Oggi le cose stanno così: Trump ha 67 delegati, Cruz 11, Rubio 10, se entro metà marzo non lo fermano, l’unica possibilità di negargli a luglio a Cleveland la nomination repubblicana sarà una furibonda battaglia di colpi bassi per far cambiare voto ad alcuni delegati e taroccare la convention. Lo dico da mesi che così si fece, e accade sotto gli occhi di tutti, nel 1976 per fermare Ronald Reagan e mantenere la candidatura di Gerald Ford, e a novembre Ford perse contro Jimmy Carter.
Il giornalista un po’ acido ma efficace che mesi fa inventò il termine “Trumpusconi”, spiegava che “Trump is Berlusconi in waiting, with less cosmetic surgery. Berlusconi is Trump in senescence, with even higher alimony payments. It’s a comedy, it’s a tragedy”, Trump è un Berlusconi in attesa di vittoria, con meno interventi di chirurgia plastica, Berlusconi è un Trump al tramonto, con alimenti ancora più salati da pagare. E’ una commedia, è una tragedia”.

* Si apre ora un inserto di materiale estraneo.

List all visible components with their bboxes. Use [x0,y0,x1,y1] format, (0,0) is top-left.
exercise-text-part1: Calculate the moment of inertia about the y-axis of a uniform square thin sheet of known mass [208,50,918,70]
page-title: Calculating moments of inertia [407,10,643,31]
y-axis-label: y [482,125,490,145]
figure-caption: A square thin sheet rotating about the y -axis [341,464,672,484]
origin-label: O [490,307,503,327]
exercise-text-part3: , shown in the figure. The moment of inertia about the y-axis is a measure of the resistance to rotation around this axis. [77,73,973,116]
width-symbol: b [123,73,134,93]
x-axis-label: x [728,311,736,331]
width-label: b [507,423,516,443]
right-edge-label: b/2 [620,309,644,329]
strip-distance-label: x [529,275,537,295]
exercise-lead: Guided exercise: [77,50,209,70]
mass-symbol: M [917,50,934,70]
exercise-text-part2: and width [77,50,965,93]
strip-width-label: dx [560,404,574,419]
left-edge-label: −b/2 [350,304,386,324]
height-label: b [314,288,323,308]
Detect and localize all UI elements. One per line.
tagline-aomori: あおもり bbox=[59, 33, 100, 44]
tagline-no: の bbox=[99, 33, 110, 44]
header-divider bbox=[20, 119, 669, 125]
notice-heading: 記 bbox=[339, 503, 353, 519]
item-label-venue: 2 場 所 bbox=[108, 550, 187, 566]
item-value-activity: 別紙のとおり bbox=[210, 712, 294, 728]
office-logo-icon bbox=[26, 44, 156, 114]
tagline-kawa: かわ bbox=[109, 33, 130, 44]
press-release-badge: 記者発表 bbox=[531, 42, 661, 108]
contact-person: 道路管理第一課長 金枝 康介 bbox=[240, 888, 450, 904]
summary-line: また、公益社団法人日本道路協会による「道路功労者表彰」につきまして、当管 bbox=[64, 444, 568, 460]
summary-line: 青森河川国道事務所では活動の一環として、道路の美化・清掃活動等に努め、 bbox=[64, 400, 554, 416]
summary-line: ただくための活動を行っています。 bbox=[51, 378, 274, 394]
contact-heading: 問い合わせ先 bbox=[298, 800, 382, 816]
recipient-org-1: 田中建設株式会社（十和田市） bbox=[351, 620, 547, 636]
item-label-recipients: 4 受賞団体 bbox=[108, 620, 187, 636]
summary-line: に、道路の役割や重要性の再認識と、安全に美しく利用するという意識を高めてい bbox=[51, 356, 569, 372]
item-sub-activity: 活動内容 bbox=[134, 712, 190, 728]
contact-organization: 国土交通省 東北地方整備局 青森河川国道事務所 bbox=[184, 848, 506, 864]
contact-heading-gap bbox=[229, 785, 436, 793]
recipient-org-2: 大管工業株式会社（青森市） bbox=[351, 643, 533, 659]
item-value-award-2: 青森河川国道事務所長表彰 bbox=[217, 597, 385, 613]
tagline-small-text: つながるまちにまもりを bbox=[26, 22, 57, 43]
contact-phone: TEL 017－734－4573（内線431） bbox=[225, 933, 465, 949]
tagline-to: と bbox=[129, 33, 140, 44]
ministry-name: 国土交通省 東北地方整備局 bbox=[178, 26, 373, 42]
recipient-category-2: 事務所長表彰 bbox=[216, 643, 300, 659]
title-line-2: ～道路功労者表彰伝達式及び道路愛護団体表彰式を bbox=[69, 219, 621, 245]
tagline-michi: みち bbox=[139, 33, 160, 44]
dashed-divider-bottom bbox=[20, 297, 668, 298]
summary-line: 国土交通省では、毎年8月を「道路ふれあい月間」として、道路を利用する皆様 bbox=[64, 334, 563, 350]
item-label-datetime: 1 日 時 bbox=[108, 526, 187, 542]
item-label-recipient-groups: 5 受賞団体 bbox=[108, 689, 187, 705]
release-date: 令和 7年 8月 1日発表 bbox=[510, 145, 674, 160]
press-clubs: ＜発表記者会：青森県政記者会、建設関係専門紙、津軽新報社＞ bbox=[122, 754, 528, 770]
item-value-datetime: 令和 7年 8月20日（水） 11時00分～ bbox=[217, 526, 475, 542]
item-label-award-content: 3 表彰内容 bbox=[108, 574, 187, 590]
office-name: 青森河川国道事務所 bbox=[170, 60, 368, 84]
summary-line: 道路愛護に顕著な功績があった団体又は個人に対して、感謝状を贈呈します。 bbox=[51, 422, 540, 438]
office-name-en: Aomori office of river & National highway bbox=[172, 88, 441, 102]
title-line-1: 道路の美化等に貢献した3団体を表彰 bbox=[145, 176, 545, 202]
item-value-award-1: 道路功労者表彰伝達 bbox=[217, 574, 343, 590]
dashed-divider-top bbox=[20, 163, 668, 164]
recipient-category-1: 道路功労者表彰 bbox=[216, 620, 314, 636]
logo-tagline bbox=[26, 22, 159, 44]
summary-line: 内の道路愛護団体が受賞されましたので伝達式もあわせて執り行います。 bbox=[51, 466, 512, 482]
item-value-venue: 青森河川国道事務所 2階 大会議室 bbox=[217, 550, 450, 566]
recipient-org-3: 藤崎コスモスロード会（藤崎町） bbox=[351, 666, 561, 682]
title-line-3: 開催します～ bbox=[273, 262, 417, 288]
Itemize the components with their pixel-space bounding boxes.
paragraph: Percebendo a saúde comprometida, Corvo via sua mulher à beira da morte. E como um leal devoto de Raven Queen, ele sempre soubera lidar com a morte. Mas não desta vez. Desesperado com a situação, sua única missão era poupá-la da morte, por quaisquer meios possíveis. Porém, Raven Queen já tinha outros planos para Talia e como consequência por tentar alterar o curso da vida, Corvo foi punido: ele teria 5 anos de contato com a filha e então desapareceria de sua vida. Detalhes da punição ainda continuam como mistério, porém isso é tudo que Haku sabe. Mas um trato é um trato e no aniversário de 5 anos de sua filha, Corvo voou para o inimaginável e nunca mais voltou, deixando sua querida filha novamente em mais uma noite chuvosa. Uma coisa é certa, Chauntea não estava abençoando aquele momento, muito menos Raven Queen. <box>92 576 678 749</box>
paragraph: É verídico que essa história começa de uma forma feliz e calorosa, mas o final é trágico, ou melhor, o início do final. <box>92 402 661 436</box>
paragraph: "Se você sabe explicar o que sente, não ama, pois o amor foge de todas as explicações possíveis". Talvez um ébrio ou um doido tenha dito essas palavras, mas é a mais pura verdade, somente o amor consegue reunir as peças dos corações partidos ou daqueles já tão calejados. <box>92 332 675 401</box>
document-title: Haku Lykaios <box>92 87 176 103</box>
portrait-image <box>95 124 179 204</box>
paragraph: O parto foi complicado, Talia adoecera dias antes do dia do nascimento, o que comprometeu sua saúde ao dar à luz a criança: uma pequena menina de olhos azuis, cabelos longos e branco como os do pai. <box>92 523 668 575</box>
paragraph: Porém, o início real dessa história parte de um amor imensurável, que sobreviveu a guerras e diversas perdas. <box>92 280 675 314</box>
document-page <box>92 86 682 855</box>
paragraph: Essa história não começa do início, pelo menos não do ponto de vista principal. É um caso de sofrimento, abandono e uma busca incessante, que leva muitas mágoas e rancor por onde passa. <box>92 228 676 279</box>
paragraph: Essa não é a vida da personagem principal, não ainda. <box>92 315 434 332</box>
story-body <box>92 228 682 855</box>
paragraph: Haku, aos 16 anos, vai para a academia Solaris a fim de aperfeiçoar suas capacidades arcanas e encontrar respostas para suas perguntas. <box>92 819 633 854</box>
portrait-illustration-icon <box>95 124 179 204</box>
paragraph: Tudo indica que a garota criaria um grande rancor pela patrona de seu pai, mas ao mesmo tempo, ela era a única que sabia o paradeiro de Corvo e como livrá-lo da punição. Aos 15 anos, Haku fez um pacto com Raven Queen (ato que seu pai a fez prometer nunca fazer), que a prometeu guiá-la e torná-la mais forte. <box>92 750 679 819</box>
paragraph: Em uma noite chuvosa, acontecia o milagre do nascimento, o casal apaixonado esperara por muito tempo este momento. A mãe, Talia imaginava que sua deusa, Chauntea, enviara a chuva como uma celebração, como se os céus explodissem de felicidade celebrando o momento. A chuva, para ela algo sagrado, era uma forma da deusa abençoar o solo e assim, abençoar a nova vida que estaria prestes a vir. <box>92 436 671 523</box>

Frank Bruni, già corrispondente a Roma del New York Times, ora editorialista, oggi si lamenta e si disgusta ancora, ma guarda in faccia la realtà, che è di una specie di Ercolino sempre in piedi, che più lo meni più si tira su, che più personaggioni lo attaccano, vedi Apple e Papa, più piace, più le spara grosse, più attizza gli elettori.
“Una donna mi ha detto che le piace perché è miliardario e non dovrà dire grazie a nessun rappresentante di poteri forti; un’altra che è un temerario, che non ha paura di niente e si batterà per lei; un ex militare che ora fa il camionista mi ha detto che i Veterani da decenni sono ignorati da tutti, e che Trump è diverso dai soliti politici. In un sondaggio fatto sabato scorso sulla preparazione politica ha vinto Rubio col 38 per cento, ma si votava anche sulla fiducia da dare a qualcuno fuori dal sistema, e Trump col 68 ha stravinto e preso tutto”.
BERLUSCONI PASCALE the lady is a trump
Conclude genialmente. “ I suoi fan vedono una persona che avanza senza scusarsi mai, con una forza che li fa sentire meno deboli. Vedono un vincente. E questa non è più solo un’illusione”.